You see, we exist to serve God, and not vice-versa. It was inappropriate for slaves to feed themselves before they fed their master, no matter how hungry they were. God promises to meet our needs, but that's not the main point. We are not to view ourselves as God serving us-"What have you done for me lately, Lord?" But, we are to gratefully take on the responsibility of serving God. We don't work for God in an advisory capacity. He is God and we are not! We are not to be looking for God's praise or blessing because we serve Him. He is our God and we are to be His servants.

These four qualities are part of what makes up lifestyle in the kingdom of God as opposed to the kingdom of man. If you are a follower of Jesus, the King, then you must seek to embrace the kingdom lifestyle that goes along with it. This is not a system of do's and don'ts, but a lifestyle that you will discover is most meaningful and fulfilling.
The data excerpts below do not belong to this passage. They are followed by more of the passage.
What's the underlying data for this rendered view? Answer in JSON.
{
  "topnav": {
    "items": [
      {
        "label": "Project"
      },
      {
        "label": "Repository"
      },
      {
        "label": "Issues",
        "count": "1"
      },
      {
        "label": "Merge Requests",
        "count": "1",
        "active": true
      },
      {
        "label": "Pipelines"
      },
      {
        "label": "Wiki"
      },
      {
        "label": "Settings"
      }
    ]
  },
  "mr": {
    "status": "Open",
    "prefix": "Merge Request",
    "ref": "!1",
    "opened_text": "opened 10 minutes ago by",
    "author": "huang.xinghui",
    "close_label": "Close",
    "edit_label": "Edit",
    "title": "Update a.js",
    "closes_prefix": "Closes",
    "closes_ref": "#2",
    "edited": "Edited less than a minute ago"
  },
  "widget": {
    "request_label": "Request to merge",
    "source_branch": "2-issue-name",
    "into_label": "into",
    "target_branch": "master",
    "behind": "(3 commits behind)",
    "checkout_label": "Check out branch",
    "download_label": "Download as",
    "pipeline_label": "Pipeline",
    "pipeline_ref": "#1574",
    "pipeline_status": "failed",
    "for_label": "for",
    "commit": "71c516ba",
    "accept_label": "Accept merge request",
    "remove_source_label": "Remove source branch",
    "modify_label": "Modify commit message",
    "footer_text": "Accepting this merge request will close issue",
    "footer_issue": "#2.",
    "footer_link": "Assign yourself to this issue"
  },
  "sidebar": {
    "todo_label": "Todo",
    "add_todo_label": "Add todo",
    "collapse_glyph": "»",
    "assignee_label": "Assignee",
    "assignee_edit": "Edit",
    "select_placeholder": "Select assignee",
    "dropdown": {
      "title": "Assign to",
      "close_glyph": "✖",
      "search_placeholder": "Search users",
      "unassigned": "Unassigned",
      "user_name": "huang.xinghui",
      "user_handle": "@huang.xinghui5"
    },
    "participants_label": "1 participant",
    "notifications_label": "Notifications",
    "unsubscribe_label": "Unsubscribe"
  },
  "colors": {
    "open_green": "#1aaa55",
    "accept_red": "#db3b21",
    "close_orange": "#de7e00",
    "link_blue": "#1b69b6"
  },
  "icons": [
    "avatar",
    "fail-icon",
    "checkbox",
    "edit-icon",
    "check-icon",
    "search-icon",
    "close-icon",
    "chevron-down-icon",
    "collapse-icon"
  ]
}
I am reminded of the words of Jesus in Matthew 11, when He said, "All of you who are weary and burdened down, come to Me." Or, my favorite paraphrase of that same message is: "The Lord says, 'this is a special invitation to all of you who don't have all the answers. Who struggle with life. Who are tired. Who are burned out. Who are bruised. Who struggle with grief. Come to me I will teach you how to trust. I will teach you how to learn. Walk with me, work with me. Watch how I do it. Learn the unforced rhythms of grace. I won't lay anything heavy or ill fitting on you. Keep company with me and you'll learn how to trust and live with joy and freedom.'"

That's the joy of embracing the lifestyle of the kingdom! Have you tasted of that yet?